As a recent high school graduate, and the American-born son of Chinese immigrants, I grew up hearing stories about my parents’ lives in China and their observations of the Chinese system of education when compared to the one I grew up with.
Pure meritocratic advancement in China was started by the Song Dynasty, but during China’s transition to a market economy, the Chinese Communist Party wanted to associate itself even more with meritocracy and party leaders leaned into higher education selection to prove the country’s commitment to rewarding deserving workers. But the country’s best shot at a pure meritocracy—the “Gaokao” or the National Higher Education Entrance Examination—actually proves the need for diversity.
The Gaokao is an annual standardized test administered to students in their final year of high school and is considered one of the most important exams in the country. It’s supposed to equalize test takers of different socioeconomic groups; whether it succeeds in doing that is debatable.

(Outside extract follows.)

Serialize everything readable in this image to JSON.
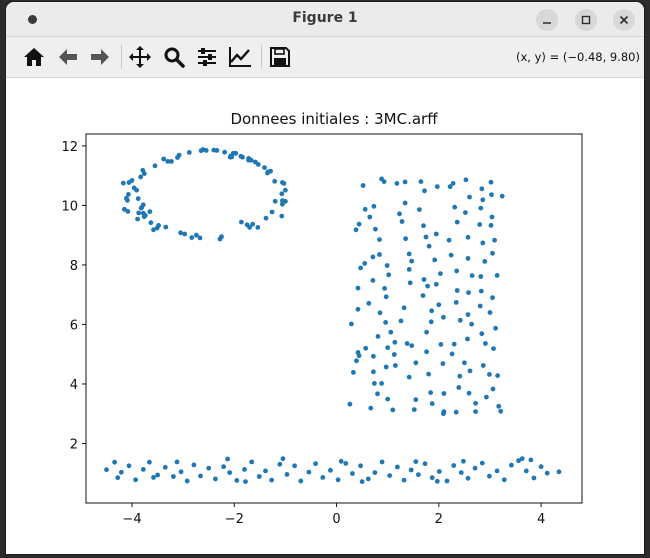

The Gaokao covers various subjects, including Chinese language and literature, mathematics, foreign languages, and sciences. The exam is typically held over a two-day period and is known for its high stakes and competitiveness. Students spend years preparing for the Gaokao, as it has a significant impact on their future educational and career opportunities.
The results of the exam are the sole admissions factor. It goes further than admissions, too; it determines not only which universities students can attend, but also what majors they can pursue. That means this test gatekeeps careers; job outcomes are based on the student’s scores on this test.

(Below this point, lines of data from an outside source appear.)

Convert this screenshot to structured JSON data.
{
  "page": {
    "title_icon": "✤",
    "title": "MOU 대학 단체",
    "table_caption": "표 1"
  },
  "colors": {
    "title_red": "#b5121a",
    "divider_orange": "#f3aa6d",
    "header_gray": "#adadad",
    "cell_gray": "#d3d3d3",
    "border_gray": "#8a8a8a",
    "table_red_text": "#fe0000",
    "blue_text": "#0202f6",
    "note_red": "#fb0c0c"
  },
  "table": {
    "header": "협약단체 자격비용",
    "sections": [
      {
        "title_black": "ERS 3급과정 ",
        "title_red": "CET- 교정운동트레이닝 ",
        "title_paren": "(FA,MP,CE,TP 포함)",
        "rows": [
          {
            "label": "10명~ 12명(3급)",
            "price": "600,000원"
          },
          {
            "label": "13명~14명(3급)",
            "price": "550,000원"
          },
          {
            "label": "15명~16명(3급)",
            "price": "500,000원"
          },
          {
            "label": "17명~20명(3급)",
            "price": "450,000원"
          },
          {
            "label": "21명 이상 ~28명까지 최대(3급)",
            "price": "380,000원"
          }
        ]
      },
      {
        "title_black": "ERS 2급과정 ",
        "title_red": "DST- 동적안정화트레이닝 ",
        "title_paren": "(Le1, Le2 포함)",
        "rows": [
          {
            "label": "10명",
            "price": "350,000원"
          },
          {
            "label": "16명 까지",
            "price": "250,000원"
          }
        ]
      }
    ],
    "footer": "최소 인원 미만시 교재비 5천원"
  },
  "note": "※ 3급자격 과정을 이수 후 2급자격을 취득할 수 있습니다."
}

An ultimate meritocracy—indeed, this type of system—seems exactly like what the petitioners in the Students for Fair Admissions case envision for college admissions, where only performance on certain metrics matters.
Admittedly, it appears to serve China well. Approximately 91.5 percent of graduates are employed; that makes sense considering that the literacy rate in China hovers around 100 percent (it’s 99.83 percent, to be exact). In the United States, it’s about 86% of graduates who find jobs, and the country’s literacy rate is 79%.
But while the Gaokao might keep the majority of people in China at a higher educational level than the majority of those in the United States, it will not bring about the creativity and innovation that China wants—and needs—to be competitive at the highest percentiles.
In China, as an example, 696,000 patents were approved of 1.586 million applications, a little over one-third. While some hypothesize that patent approval is politically driven in China—and it may be—it also seems to be the case that the ideas being filed aren’t actually that novel, the paramount characteristic of a successful patent application.
Looking at the number of new patents every year in the United States, finds a different dynamic. In the 2022 fiscal year, the United States Patent and Trademark Office (USPTO) approved 382,559 of 646,855 new patent applications, about 59%. While it’s possible that the United States approval process is less political, it also appears that applications are more novel, and more indicative of innovation.
It could be argued, that Chinese college graduates almost fear innovation. Historically, about 3 percent of college graduates in China seek to open new businesses after they finish school. It’s completely understandable; entrepreneurship requires boldness, veering off path, and strategies totally unfamiliar to those who trained for the purely meritocratic Gaokao.
China understands this and last year offered tax incentives and loans to college graduates who started businesses in rural areas.
Creativity and divergent thinking matter—they produce unprecedented results, and they’re amplified by diversity. There’s proof of this, too. According to one study, racial diversity improves bottom lines. Another found that gender diversity in corporate leadership does the same.
To be clear, the Gaokao was designed to level people’s chances at admission. Making only one qualification matter was a way to remove socioeconomic advantage. But even that backfired. Wealthier families can afford preparation and coaching for the Gaokao that many others can’t. It still hasn’t created an entirely merit-based process.
With the end of affirmative action, college admissions committees must develop tools that actively promote and encourage diversity and seek to redefine and broaden what “excellence” looks like. Diversity and superior ability cannot come about with as simplistic a tool as identifying people who excel at testing. Elite college campuses must continue to welcome those who demonstrate that they are exceptional, but who are also meaningfully different and can contribute different ideas and perspectives.
The petitioners in Students for Fair Admissions are correct that diversity is not just a mix of race, gender or socio-economic background. Rather, it’s a stew of experience and insight. It’s the things our parents repeat to us, the things we are good at, the values our community of peers and parental figures raised us with, and how we are treated. Race, gender, and class have until now been the easiest proxies to bring about that blend.
Students for Fair Admissions is wrong that pure meritocratic measures can bring about true diversity. China’s Gaokao proves the opposite is true.